Lucy Skaer’s exhibition “A Boat Used as a Vessel” consisted of three new installations (2009), a fourth from 2008 and a scattering of earlier works, all characterized by an austere beauty and a sense of meaning being withheld. Like the other installations, Fabrication, located in the first room, combined objects and works on paper—here a series of large-scale monotypes hung around an antique wooden table with removable leaves. The prints, pulled from the surface of the inked table, consist of varying, serial-like arrangements of black rectangles. Here and there one can just discern a comma beneath the black, suggesting the repression of language. In the same room an untitled work presented two large-scale watercolors with aluminum leaf, and a half dozen wooden triangles seemingly tossed on the floor before them, like runes. Similar triangles appear in the paintings, along with a group of figures never explained and difficult to read, given the brightness of the white paper support and the reflectiveness of the aluminum leaf.

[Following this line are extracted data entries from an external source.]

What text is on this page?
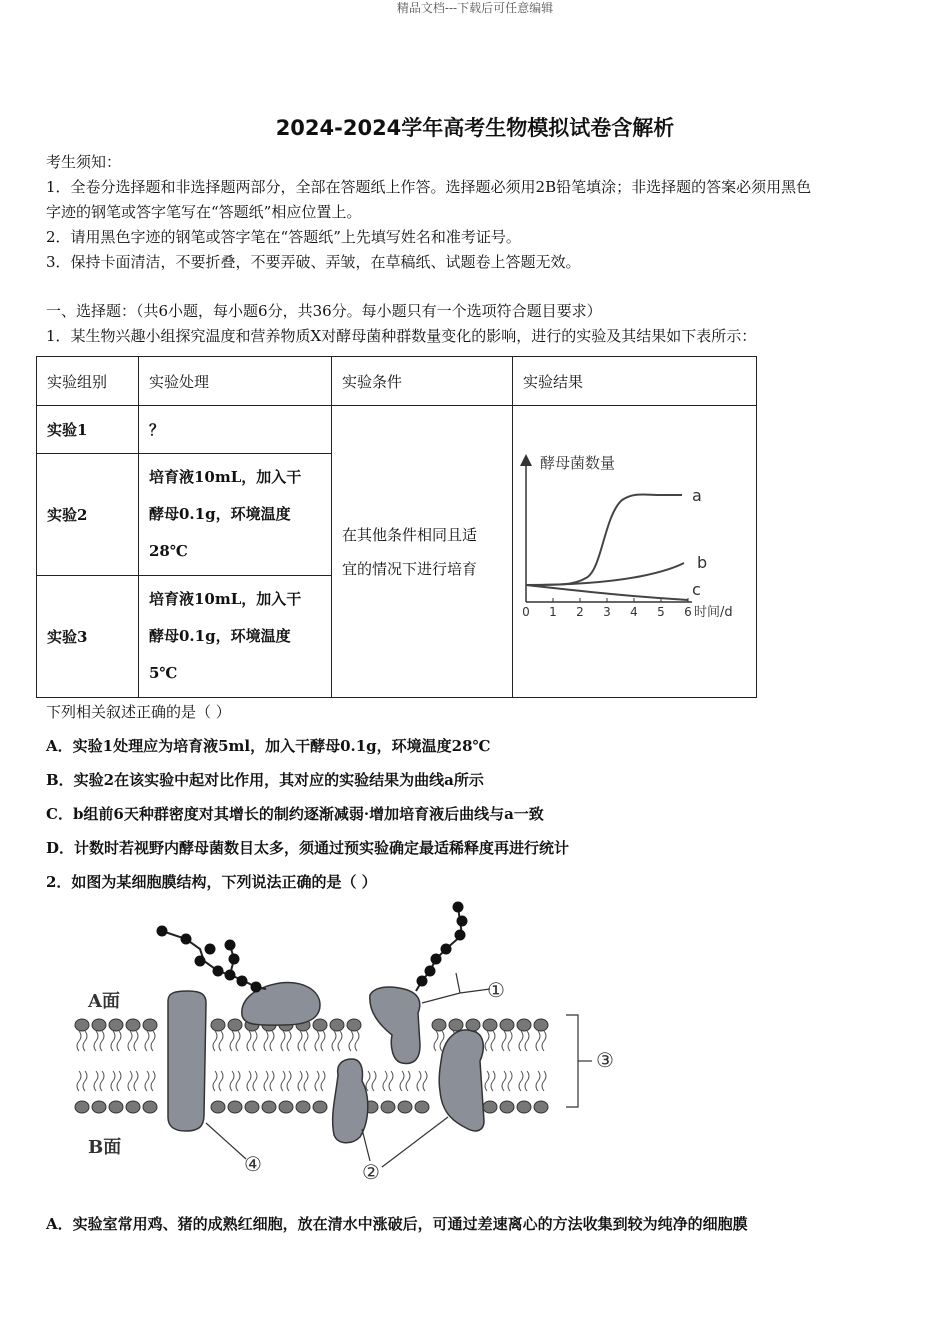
精品文档---下载后可任意编辑
2024-2024学年高考生物模拟试卷含解析
考生须知：
1．全卷分选择题和非选择题两部分，全部在答题纸上作答。选择题必须用2B铅笔填涂；非选择题的答案必须用黑色
字迹的钢笔或答字笔写在“答题纸”相应位置上。
2．请用黑色字迹的钢笔或答字笔在“答题纸”上先填写姓名和准考证号。
3．保持卡面清洁，不要折叠，不要弄破、弄皱，在草稿纸、试题卷上答题无效。
一、选择题：（共6小题，每小题6分，共36分。每小题只有一个选项符合题目要求）
1．某生物兴趣小组探究温度和营养物质X对酵母菌种群数量变化的影响，进行的实验及其结果如下表所示：
实验组别	实验处理	实验条件	实验结果
实验1	？	在其他条件相同且适
宜的情况下进行培育	

实验2	培育液10mL，加入干
酵母0.1g，环境温度
28℃		

实验3	培育液10mL，加入干
酵母0.1g，环境温度
5℃		
0 1 2 3 4 5 6 时间/d
酵母菌数量
a
b
c
下列相关叙述正确的是（ ）
A．实验1处理应为培育液5ml，加入干酵母0.1g，环境温度28℃
B．实验2在该实验中起对比作用，其对应的实验结果为曲线a所示
C．b组前6天种群密度对其增长的制约逐渐减弱·增加培育液后曲线与a一致
D．计数时若视野内酵母菌数目太多，须通过预实验确定最适稀释度再进行统计
2．如图为某细胞膜结构，下列说法正确的是（ ）
A面
B面
①
②
③
④
A．实验室常用鸡、猪的成熟红细胞，放在清水中涨破后，可通过差速离心的方法收集到较为纯净的细胞膜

Further on, the small sculptural group Solid Ground—Liquid to Solid in 85 Years (2006), a group of circular and semicircular painted plaster objects resembling broken tops or fragments of architectural fittings, again arranged on the floor, are in fact Rorschach blot shapes fabricated in three dimensions.

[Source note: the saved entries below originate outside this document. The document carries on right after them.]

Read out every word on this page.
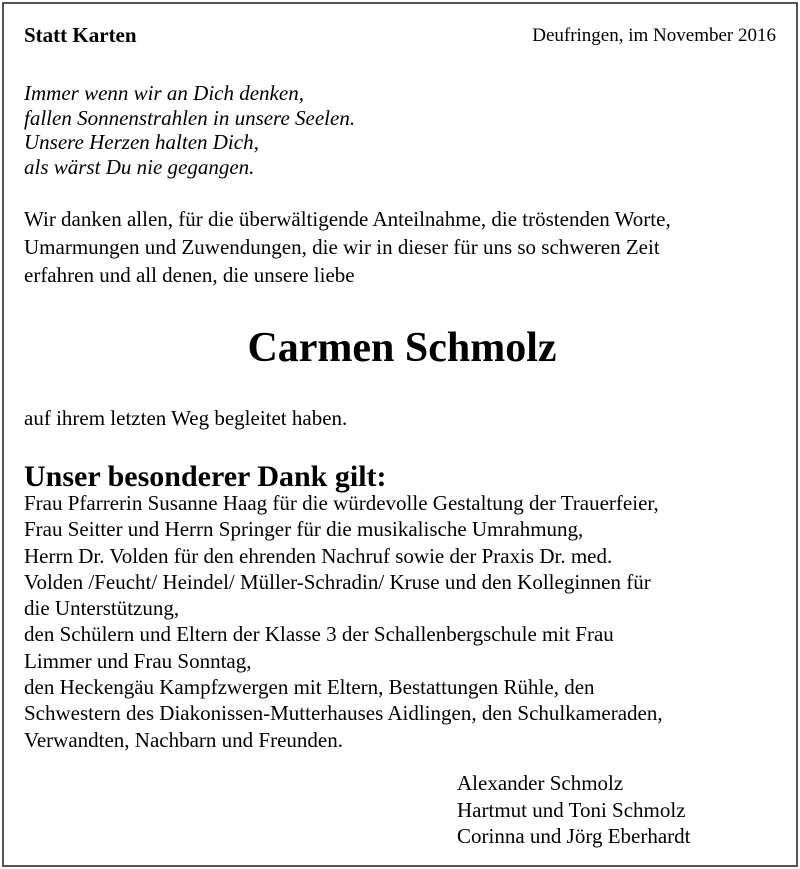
Statt Karten	Deufringen, im November 2016
Immer wenn wir an Dich denken,
fallen Sonnenstrahlen in unsere Seelen.
Unsere Herzen halten Dich,
als wärst Du nie gegangen.
Wir danken allen, für die überwältigende Anteilnahme, die tröstenden Worte,
Umarmungen und Zuwendungen, die wir in dieser für uns so schweren Zeit
erfahren und all denen, die unsere liebe
Carmen Schmolz
auf ihrem letzten Weg begleitet haben.
Unser besonderer Dank gilt:
Frau Pfarrerin Susanne Haag für die würdevolle Gestaltung der Trauerfeier,
Frau Seitter und Herrn Springer für die musikalische Umrahmung,
Herrn Dr. Volden für den ehrenden Nachruf sowie der Praxis Dr. med.
Volden /Feucht/ Heindel/ Müller-Schradin/ Kruse und den Kolleginnen für
die Unterstützung,
den Schülern und Eltern der Klasse 3 der Schallenbergschule mit Frau
Limmer und Frau Sonntag,
den Heckengäu Kampfzwergen mit Eltern, Bestattungen Rühle, den
Schwestern des Diakonissen-Mutterhauses Aidlingen, den Schulkameraden,
Verwandten, Nachbarn und Freunden.
Alexander Schmolz
Hartmut und Toni Schmolz
Corinna und Jörg Eberhardt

Leviathan Edge features two wall-size multi-medium drawings and a minke whale skeleton on loan from a local natural history museum. Four white partitions with small gaps between them blocked physical access, allowing only glimpses of the artifact. Meticulously composed of small dark squares in graphite embellished with felt-tip-pen curlicues, the accompanying drawings nestle repeating screenprinted images of whale skeletons within segmented and abstract fields. Hovering on the threshold of legibility, the whales come and go as if decomposing and recomposing within their surroundings.
In the final room, The Siege (2008) was bounded on one side by a massive, crescent-shaped cinder-block wall, and featured a spare configuration of antique wooden tables accompanied by the monoprints they produced. In this case, the tabletops had been carved to print zeros and a hand. The installation also included sculptural forms copped from Constantin Brancusi and Paul Nash. A black wooden Bird in Space, for example, was multiplied in two groups—one consisting of around a dozen standing Birds and the other a pile of them stacked, like ammunition. Nash’s painting Landscape from a Dream (1936-38) is cited in another object in the installation—a wooden folding screenlike object with open panels, which felt like an isolated grammatical element. Clearly trading in linguistic syntax, this installation nevertheless demonstrated a resistance to language, at once demanding and confounding interpretative engagement.